Fastenzeit für die Romantik
JUNGE PHILHARMONIE
17/03/11 Mit einem ambitionierten Romantik-Programm wartete die Junge Philhamonie Salzburg unter der Leitung von Elisabeth Fuchs im vollbesetzten Großen Saal des Mozarteums auf (16.3.): Schuberts „Unvollendete“ und Bruckners "Vierte" erfreuten das Auditorium.
Von Christiane Keckeis
Fließend, unprätentiös, ohne falsches Pathos: schlank, in großen Bögen und langen Phrasen interpretierte die Junge Philharmonie Schuberts zweisätzige Symphonie. Die bekannten Themen des ersten Satzes schwingen mit heiterer Gelassenheit, im transparenten Dialog. Besonders fein geraten die dynamische Stufungen zwischen Pianissimo und Forte. Erfreulich zu hören. Und auch zu sehen, wie Lisi Fuchs mit lebendiger Gestik ihren Musikern Bilder vermittelt, und wie engagiert diese ihr folgen.
Schon in Schuberts Symphonie profilieren sich die hervorragenden Bläser. Besonders Klarinette und Flöte berühren mit sensiblen Soli. Kleine Schlampereien im Orchester, Unkonzentriertheiten, die sich beispielsweise in unnötigen Intonationsmängeln und gelegentlich inhomogenen Stimmgruppen äußern, sind etwas ärgerlich, weil nicht notwendig. Hört man an den wirklich heiklen Stellen doch, wie achtsam und sorgfältig die Musiker im Miteinander sein können.
Dann also Bruckner. Und die Skepsis, ob dieses Werk nicht doch eine Nummer zu groß ist, löst sich bei allem positivem Engagement und trotz schöner und gelungener Teile letztlich nicht auf. Lisi Fuchs verpasst dem schwelgend-pompösen Romantiker Bruckner kurzerhand fastenzeitgemäß eine Entschlackungskur und reagiert damit wohl angemessen auf die Beschränkungen durch Raum und Orchestermöglichkeiten.
Schöne Pianissimi, fein gestaltete Details, hörbare Dialoge, alles mit langem Atem schwingend: Da steckt viel Auseinandersetzung dahinter, viel Arbeit. Dennoch - wenn es um Steigerungen geht, lassen die Streicher aus. Es fehlen die Kraft, der Schmelz und die im Schwung aufgefangene Schärfe. Das Orchester erreicht kaum einmal die Schmerzgrenze der Intensität, die Balance ist oft unausgewogen.

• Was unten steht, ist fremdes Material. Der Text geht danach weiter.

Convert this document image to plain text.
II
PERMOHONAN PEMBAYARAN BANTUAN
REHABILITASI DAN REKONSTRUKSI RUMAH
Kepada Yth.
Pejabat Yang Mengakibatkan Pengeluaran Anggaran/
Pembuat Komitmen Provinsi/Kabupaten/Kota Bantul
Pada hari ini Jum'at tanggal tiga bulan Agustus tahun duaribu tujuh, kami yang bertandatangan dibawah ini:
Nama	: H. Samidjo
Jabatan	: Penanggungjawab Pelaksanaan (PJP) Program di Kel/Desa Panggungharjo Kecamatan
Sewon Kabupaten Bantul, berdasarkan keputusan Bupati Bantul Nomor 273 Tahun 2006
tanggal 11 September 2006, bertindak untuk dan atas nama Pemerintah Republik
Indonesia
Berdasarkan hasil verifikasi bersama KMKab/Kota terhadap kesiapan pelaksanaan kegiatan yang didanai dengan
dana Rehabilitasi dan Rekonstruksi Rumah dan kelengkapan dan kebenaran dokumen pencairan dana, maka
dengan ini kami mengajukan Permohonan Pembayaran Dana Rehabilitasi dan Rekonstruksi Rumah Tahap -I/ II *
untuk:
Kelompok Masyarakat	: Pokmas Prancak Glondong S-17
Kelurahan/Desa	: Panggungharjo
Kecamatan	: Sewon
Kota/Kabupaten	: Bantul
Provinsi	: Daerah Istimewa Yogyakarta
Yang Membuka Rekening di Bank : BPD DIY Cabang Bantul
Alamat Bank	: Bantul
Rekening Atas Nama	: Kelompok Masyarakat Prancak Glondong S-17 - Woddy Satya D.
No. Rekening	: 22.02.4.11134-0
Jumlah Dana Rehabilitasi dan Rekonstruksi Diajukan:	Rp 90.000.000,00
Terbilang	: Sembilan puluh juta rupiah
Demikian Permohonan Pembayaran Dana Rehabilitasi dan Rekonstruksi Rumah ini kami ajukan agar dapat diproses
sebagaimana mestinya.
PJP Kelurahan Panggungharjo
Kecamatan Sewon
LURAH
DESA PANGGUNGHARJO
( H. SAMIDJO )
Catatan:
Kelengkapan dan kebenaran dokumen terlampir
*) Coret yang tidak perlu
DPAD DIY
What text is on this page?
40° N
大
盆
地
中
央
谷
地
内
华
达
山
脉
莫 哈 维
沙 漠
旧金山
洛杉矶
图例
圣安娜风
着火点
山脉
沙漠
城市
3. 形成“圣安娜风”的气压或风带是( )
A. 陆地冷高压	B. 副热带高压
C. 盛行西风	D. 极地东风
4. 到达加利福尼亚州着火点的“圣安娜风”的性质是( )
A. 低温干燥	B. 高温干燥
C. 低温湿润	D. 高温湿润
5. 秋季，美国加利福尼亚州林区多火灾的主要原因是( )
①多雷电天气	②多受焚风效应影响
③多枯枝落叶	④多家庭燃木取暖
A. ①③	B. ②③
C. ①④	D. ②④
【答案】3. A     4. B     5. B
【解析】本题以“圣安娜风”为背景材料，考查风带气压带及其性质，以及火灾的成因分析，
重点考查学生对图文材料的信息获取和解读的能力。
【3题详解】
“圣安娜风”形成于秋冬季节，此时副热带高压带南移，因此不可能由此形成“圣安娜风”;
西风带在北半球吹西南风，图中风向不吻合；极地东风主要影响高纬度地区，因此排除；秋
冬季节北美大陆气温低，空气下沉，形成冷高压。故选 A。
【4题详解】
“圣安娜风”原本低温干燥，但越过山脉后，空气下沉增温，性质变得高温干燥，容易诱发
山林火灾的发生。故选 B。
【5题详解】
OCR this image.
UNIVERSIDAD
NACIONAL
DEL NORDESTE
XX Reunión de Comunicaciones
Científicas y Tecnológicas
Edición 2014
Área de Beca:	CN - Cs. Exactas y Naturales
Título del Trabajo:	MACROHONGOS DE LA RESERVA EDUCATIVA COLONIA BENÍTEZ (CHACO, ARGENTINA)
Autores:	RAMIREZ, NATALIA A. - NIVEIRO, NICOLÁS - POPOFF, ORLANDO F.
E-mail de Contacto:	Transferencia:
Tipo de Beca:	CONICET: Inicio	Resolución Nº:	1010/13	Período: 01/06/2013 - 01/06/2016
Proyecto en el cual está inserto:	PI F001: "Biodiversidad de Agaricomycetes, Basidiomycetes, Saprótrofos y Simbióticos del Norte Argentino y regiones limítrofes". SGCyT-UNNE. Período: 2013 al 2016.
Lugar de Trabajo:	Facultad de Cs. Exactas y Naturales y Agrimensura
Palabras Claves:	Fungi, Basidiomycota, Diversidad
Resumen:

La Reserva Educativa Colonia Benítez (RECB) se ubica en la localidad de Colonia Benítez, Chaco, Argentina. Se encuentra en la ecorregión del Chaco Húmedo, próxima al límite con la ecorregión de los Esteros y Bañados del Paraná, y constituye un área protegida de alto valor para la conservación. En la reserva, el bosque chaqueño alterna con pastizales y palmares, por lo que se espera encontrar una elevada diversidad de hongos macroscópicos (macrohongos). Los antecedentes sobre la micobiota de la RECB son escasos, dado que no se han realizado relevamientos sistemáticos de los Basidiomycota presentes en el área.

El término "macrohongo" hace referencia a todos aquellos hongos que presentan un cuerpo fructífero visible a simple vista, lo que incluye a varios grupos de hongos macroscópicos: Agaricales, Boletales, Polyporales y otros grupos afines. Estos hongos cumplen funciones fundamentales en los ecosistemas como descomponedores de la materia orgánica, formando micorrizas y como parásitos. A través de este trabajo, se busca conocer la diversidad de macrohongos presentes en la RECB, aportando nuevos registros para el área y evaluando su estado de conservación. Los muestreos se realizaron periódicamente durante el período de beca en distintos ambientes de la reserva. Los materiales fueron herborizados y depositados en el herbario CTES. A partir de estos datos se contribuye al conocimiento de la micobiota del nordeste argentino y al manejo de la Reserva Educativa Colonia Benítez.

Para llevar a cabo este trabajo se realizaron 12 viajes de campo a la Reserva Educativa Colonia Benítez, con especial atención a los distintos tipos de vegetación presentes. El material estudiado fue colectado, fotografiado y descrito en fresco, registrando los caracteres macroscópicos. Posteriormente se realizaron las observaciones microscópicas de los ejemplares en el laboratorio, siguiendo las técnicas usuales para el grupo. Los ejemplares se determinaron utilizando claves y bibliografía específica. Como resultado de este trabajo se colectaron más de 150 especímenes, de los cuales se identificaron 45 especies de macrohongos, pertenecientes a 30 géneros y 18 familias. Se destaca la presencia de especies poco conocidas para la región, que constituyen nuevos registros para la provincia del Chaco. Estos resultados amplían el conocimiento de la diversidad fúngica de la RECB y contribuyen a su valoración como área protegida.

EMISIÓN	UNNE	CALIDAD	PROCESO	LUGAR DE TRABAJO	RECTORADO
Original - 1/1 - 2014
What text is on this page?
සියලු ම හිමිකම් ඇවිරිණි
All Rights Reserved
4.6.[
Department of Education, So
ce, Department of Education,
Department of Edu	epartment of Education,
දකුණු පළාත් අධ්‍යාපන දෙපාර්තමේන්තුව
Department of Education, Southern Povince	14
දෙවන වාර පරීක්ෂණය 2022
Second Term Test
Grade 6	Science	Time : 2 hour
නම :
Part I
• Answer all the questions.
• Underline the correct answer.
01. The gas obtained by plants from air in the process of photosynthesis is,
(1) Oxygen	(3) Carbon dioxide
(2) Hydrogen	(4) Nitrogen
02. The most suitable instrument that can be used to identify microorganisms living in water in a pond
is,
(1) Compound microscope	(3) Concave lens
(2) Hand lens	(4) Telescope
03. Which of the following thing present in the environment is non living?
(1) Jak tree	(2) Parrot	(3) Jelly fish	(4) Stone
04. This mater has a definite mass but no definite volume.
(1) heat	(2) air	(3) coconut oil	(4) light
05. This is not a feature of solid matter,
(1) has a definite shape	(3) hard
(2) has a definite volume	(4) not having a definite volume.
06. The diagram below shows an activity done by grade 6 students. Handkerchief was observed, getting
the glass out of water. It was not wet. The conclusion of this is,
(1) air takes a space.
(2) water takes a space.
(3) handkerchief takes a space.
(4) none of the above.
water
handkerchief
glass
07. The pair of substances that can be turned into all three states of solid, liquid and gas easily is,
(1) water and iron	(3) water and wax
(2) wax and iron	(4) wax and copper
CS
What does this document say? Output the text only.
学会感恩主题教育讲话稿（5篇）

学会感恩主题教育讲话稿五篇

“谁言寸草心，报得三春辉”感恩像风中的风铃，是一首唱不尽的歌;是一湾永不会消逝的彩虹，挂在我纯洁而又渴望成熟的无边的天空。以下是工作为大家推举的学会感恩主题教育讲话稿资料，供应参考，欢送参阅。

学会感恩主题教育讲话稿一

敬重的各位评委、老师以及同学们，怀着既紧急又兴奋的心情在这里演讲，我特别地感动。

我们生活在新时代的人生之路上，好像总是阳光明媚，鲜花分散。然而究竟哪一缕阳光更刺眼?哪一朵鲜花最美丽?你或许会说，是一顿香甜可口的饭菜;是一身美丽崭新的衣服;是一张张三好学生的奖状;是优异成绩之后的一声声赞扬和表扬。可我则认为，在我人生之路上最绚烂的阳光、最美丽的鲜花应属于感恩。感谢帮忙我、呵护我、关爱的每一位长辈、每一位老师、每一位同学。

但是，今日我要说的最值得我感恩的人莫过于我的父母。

Gelegentlich verliert die Violinengruppe die Klarheit, Einsätze verwischen, Rhythmen kommen verwaschen. Fulminant sind dagegen die Bläser: präsent, präzis, differenziert und meist vorbildlich intonierend, die Solisten, allen voran das Horn. Sie gestalten mit sicherem Feingefühl und klangschön. Da stellen sich beglückende Momente ein. Lisi Fuchs trägt ihr Orchester mit äußerster Konzentration, ohne Partitur, mit Rundum-Blick und Gefühlskontakt durch die rund siebzig Minuten engagierten Musizierens.
Das Publikum dankt mit jubelndem Applaus. Nach der Zugabe „Locus iste“ spricht der spontane „Schön!“-Seufzer einer Zuhörerin wohl den meisten im Auditorium aus der Seele.